La phrase que vous citez me semble mal interprétée. En effet, elle s'applique davantage à des situations de la vie quotidienne qu'au fonctionnement général des systèmes judiciaires. La justice ne traite pas des êtres inégaux, elle juge des gens soupçonnés de délits et de crimes en ne tenant compte que de leur humanité.
oui, je peux être d'accord. Mais si l'acte est affreux, la victime a pardonné. Pourquoi s'acharner sur un homme de 76 ans fut-il célèbre ? n'est-ce pas pour la gloire d'un juge américain qui veut se "payer" une célébrité ? N'oublions pas qu'aux USA, les juges sont élus... En France, nous avons eu plusieurs cas de juges qui se sont rendus célèbres en violant le secret de l'instruction et en allant raconter les tenants et les aboutissants des affaires devant les caméras de télévision. Pour une affaire vieille de 32 ans, pourquoi tout ce battage ? Il y a des choses cachées dans cette affaire... Pour reprendre Anne Roumanoff, "on ne nous dit pas tout " !!! et la personnalité de M. POLANSKI n'explique pas tout...
Bravo, c'est un des points de vue les plus acceptables dans la déferlante de truismes qui accompagne cette triste affaire (sans parler des sites américains).
@JHenry44:
Vous faites bon marché des principes élémentaires du droit pénal. Certes, vous avez pour excuse qu'il règne une confusion sur l'usage des termes relatifs à l'égalité, mais votre référence à la révolution de 1789 est caractéristique: le droit pénal révolutionnaire prévoyait des peines fixes. On sait quel fut le résultat.

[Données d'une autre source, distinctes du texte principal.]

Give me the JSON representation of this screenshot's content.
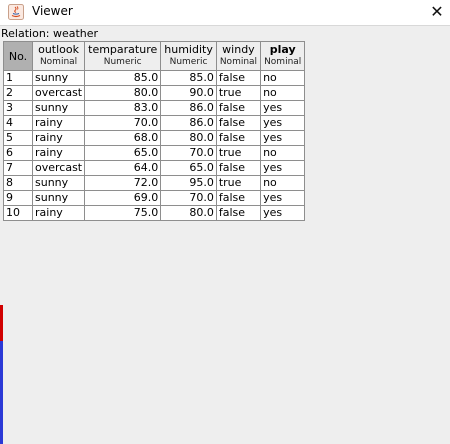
{
  "window": {
    "title": "Viewer",
    "close_glyph": "✕"
  },
  "relation": {
    "label": "Relation: weather"
  },
  "table": {
    "index_header": "No.",
    "columns": [
      {
        "name": "outlook",
        "type": "Nominal",
        "bold": false
      },
      {
        "name": "temparature",
        "type": "Numeric",
        "bold": false
      },
      {
        "name": "humidity",
        "type": "Numeric",
        "bold": false
      },
      {
        "name": "windy",
        "type": "Nominal",
        "bold": false
      },
      {
        "name": "play",
        "type": "Nominal",
        "bold": true
      }
    ],
    "rows": [
      {
        "no": "1",
        "outlook": "sunny",
        "temparature": "85.0",
        "humidity": "85.0",
        "windy": "false",
        "play": "no"
      },
      {
        "no": "2",
        "outlook": "overcast",
        "temparature": "80.0",
        "humidity": "90.0",
        "windy": "true",
        "play": "no"
      },
      {
        "no": "3",
        "outlook": "sunny",
        "temparature": "83.0",
        "humidity": "86.0",
        "windy": "false",
        "play": "yes"
      },
      {
        "no": "4",
        "outlook": "rainy",
        "temparature": "70.0",
        "humidity": "86.0",
        "windy": "false",
        "play": "yes"
      },
      {
        "no": "5",
        "outlook": "rainy",
        "temparature": "68.0",
        "humidity": "80.0",
        "windy": "false",
        "play": "yes"
      },
      {
        "no": "6",
        "outlook": "rainy",
        "temparature": "65.0",
        "humidity": "70.0",
        "windy": "true",
        "play": "no"
      },
      {
        "no": "7",
        "outlook": "overcast",
        "temparature": "64.0",
        "humidity": "65.0",
        "windy": "false",
        "play": "yes"
      },
      {
        "no": "8",
        "outlook": "sunny",
        "temparature": "72.0",
        "humidity": "95.0",
        "windy": "true",
        "play": "no"
      },
      {
        "no": "9",
        "outlook": "sunny",
        "temparature": "69.0",
        "humidity": "70.0",
        "windy": "false",
        "play": "yes"
      },
      {
        "no": "10",
        "outlook": "rainy",
        "temparature": "75.0",
        "humidity": "80.0",
        "windy": "false",
        "play": "yes"
      }
    ]
  },
  "colors": {
    "index_header_bg": "#b0b0b0",
    "grid_line": "#8e8e8e",
    "accent_red": "#d10000",
    "accent_blue": "#2b39d6"
  },
  "icons": {
    "app": "java-app-icon",
    "close": "close-icon"
  }
}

En fait, les citoyens sont égaux devant la loi mais, en cas de violation, le juge doit individualiser la sanction en fonction de divers critères. Parmi ceux-ci, la personnalité de l'accusé ou du prévenu, son potentiel criminogène et son degré d'insertion dans la société. Ce dernier critère établit en fait une corrélation entre degré d'insertion et niveau social. Cela peut sembler cynique mais ce n'est pas surprenant: malgré le préjugé tenace qui veut qu'un succès social soit toujours suspect, un notable a toujours plus à perdre, à commencer par sa réputation.

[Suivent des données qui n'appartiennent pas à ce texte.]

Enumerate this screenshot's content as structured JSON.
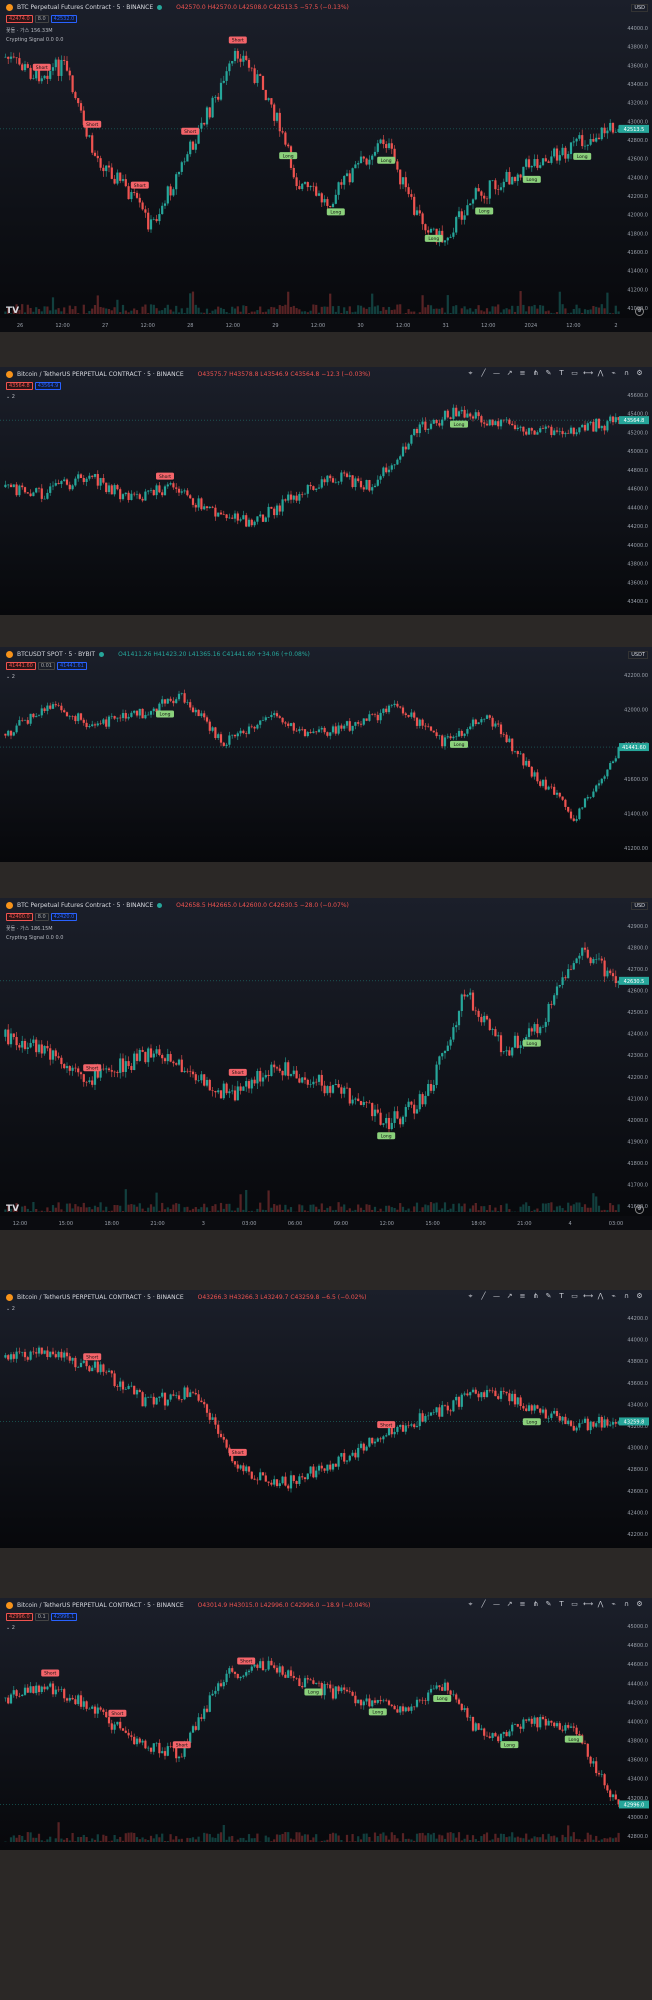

Je n'ai jamais demandé que l'on revienne à la justice de 1789 et des quelques sombres années qui suivirent, je voulais simplement dire que depuis 1789, il ne devrait plus y avoir de privilèges de naissance ou de notoriété entre les justiciables.
Tout ce que vous nous dites sur la latitude du juge de moduler la peine en fonction de l'accusé est relativement vrai; encore faut-il que le prévenu ne soit pas en fuite et cela n'a rien à voir avec le succès social, la notoriété ou la réputation. Un accusé fuyant la justice de son pays l'estime partiale ou s'estime au-dessus des lois ou, se reconnaissant coupable, cherche à garder à tout prix sa liberté. C'est aussi vrai pour Mr Polanski que pour Mr Papon.
Il me semble que l'on juge d'abord selon la faute commise puis on module la sanction selon le coupable, mais la condamnation (la réprobation) de la société reste la même.